For the TIGER Grant, a more than $12 million project to revitalize Frankfort’s Second Street corridor, Bradshaw said that she gives all the credit for writing the successful grant application to city Grants Administrator Rebecca Hall and consultant Andrew Seth. She did point out that KCDC has organized trips by local leaders to Washington, D.C., to advocate for the grant’s approval.
Bradshaw also said that Inman and Daniel falsely claim that she was not involved in the site selection for Frankfort’s regional COVID-19 vaccination center.
‘Questionable pattern of behavior’
A significant portion of the critics' letter questions Bradshaw’s conduct — particularly concerning her credibility and use of her position.
“Bradshaw has displayed a pattern of behavior that includes plagiarism, misrepresentations, a baseless and fabricated personal attack on a critic of the CEO, and involvement in issues outside of the statutes/interlocal agreement establishing KCDC,” the letter reads.
Bradshaw has pushed back against all of those allegations, saying that her work is well within her organization’s mission — calling back to strategic plans she has published in the past — and that she has carried out her duties in service of that mission.
With regard to Inman's and Daniel's allegations of plagiarism, Bradshaw asserted that she received permission from the entities whose words she used in a State Journal guest column. The State Journal is continuing to look into the alleged plagiarism.
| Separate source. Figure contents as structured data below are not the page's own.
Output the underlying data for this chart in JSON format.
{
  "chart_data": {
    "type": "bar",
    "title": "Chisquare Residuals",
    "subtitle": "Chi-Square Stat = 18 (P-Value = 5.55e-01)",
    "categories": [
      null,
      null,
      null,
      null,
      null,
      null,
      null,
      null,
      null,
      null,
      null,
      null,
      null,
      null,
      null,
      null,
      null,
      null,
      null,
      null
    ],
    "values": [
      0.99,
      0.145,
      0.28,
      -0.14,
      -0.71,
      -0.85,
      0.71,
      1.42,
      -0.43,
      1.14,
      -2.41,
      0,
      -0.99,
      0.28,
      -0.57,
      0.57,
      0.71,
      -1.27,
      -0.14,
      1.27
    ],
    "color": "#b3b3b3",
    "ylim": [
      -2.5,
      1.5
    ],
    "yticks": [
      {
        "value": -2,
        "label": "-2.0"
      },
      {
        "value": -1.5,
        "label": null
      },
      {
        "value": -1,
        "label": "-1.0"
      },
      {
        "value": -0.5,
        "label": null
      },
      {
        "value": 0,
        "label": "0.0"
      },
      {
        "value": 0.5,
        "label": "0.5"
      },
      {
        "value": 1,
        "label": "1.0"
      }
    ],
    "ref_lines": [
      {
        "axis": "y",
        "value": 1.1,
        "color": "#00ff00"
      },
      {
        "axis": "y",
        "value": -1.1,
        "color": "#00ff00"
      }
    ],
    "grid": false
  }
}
The pair also said that Bradshaw has inappropriately delved into political matters. Bradshaw defends these actions, either claiming that the writers exaggerated her actions or that they were justified given her directive.
Bradshaw responded in each instance stating that her involvement in different issues was not made public by her, and was the right move given the circumstances.
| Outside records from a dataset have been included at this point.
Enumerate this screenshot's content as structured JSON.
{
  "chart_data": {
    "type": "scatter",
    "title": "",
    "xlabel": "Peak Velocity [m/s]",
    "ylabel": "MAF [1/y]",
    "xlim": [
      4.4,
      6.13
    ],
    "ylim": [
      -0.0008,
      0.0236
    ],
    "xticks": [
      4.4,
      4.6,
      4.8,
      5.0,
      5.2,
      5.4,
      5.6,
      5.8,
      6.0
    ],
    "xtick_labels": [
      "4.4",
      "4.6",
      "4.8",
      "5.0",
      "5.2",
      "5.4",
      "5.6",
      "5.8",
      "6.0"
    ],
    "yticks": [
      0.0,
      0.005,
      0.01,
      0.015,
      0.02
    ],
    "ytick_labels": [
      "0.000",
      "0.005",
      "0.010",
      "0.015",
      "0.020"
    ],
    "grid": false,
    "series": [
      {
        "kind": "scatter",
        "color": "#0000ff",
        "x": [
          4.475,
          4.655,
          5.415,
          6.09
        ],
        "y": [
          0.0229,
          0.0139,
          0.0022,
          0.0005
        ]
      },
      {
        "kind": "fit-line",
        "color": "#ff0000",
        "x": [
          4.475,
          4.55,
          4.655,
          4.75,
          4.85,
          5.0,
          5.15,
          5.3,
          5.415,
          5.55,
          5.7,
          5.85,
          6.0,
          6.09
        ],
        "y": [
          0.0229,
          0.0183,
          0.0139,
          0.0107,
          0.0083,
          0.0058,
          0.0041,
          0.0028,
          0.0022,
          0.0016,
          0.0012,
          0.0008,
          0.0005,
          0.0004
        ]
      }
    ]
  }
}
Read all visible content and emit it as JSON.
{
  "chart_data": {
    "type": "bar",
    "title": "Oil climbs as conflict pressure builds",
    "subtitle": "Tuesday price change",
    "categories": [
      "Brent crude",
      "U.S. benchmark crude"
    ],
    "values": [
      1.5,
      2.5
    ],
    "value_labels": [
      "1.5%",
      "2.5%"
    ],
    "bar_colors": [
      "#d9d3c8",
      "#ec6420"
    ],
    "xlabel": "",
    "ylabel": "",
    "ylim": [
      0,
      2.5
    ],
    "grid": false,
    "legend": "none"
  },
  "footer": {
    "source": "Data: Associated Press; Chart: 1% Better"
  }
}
One instance was Bradshaw’s involvement in matters related to the Frankfort Plant Board. She shared a report about then-FPB director candidate Jeff Bradshaw’s background.
“I reported that to my employers, the commission, because I thought it was extremely important that they know that prior to appointing him to a board that oversaw a multimillion-dollar budget,” Bradshaw said. “I only reported that to the commission in a private email. The commission decided to discuss the information in a public meeting.”
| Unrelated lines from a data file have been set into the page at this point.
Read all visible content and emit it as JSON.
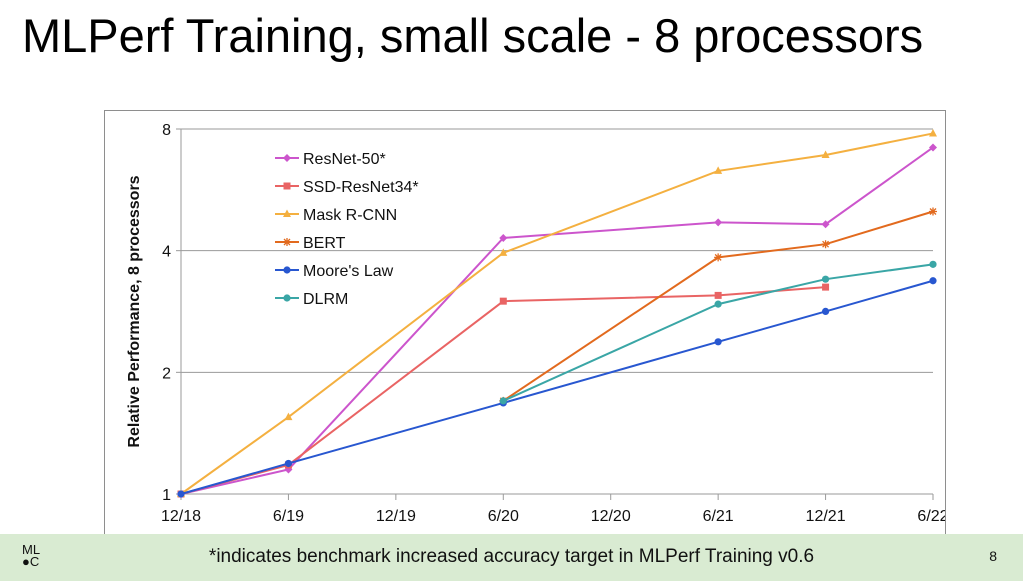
{
  "slide": {
    "title": "MLPerf Training, small scale - 8 processors",
    "footnote": "*indicates benchmark increased accuracy target in MLPerf Training v0.6",
    "page_number": "8",
    "logo_line1": "ML",
    "logo_line2": "●C"
  },
  "chart_data": {
    "type": "line",
    "title": "",
    "xlabel": "",
    "ylabel": "Relative Performance, 8 processors",
    "y_scale": "log2",
    "ylim": [
      1,
      8
    ],
    "y_ticks": [
      1,
      2,
      4,
      8
    ],
    "x_ticks": [
      "12/18",
      "6/19",
      "12/19",
      "6/20",
      "12/20",
      "6/21",
      "12/21",
      "6/22"
    ],
    "grid": "horizontal",
    "legend_position": "top-left",
    "series": [
      {
        "name": "ResNet-50*",
        "color": "#cc55cc",
        "marker": "diamond",
        "points": [
          [
            "12/18",
            1.0
          ],
          [
            "6/19",
            1.15
          ],
          [
            "6/20",
            4.3
          ],
          [
            "6/21",
            4.7
          ],
          [
            "12/21",
            4.65
          ],
          [
            "6/22",
            7.2
          ]
        ]
      },
      {
        "name": "SSD-ResNet34*",
        "color": "#e96464",
        "marker": "square",
        "points": [
          [
            "12/18",
            1.0
          ],
          [
            "6/19",
            1.18
          ],
          [
            "6/20",
            3.0
          ],
          [
            "6/21",
            3.1
          ],
          [
            "12/21",
            3.25
          ]
        ]
      },
      {
        "name": "Mask R-CNN",
        "color": "#f4b040",
        "marker": "triangle",
        "points": [
          [
            "12/18",
            1.0
          ],
          [
            "6/19",
            1.55
          ],
          [
            "6/20",
            3.95
          ],
          [
            "6/21",
            6.3
          ],
          [
            "12/21",
            6.9
          ],
          [
            "6/22",
            7.8
          ]
        ]
      },
      {
        "name": "BERT",
        "color": "#e26a1e",
        "marker": "asterisk",
        "points": [
          [
            "6/20",
            1.7
          ],
          [
            "6/21",
            3.85
          ],
          [
            "12/21",
            4.15
          ],
          [
            "6/22",
            5.0
          ]
        ]
      },
      {
        "name": "Moore's Law",
        "color": "#2857d0",
        "marker": "circle",
        "points": [
          [
            "12/18",
            1.0
          ],
          [
            "6/19",
            1.19
          ],
          [
            "6/20",
            1.68
          ],
          [
            "6/21",
            2.38
          ],
          [
            "12/21",
            2.83
          ],
          [
            "6/22",
            3.37
          ]
        ]
      },
      {
        "name": "DLRM",
        "color": "#3aa6a6",
        "marker": "circle",
        "points": [
          [
            "6/20",
            1.7
          ],
          [
            "6/21",
            2.95
          ],
          [
            "12/21",
            3.4
          ],
          [
            "6/22",
            3.7
          ]
        ]
      }
    ]
  }
}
Bradshaw also said that she had no control over Commissioner Kyle Thompson, then a candidate, using her testimony obtained by a State Journal open records request for his appeal to the Attorney General regarding the previous commission’s compliance with the Open Meetings Act.
Another was Bradshaw’s mid-2020 letter regarding Inman’s comments about her sent to Inman’s wife: now-retired Frankfort Area Chamber of Commerce Executive Director Carmen Inman. The topic was James Inman’s comments, which Bradshaw said introduced a combative dynamic between the two economic organizations.
“It seems that Ms. Inman’s husband has become extremely obsessed with some competition that he has imagined between said organizations and continuously compelled to express his displeasure with my performance,” Bradshaw wrote at the time.
Bradshaw said there were no false statements in that letter.
The writers also questioned whether Bradshaw deserves her salary.
According to a W-9 Bradshaw shared with The State Journal, she makes under $100,000 — less than Inman and Daniel claim.
“I have never been paid $100,000 a year by KCDC,” Bradshaw said. “I am given no car allowance and I am reimbursed for mileage only. However, as I have also stated to the fiscal court each time they choose to compare my salary to others … I make less money and have fewer benefits than every other man who has had this position prior to me. The men employed by KCDC were paid well over $100,000 as far back as 2002. It is nearly 20 years later and I am still not equally compensated even though I do the exact same job and my evaluations are higher.”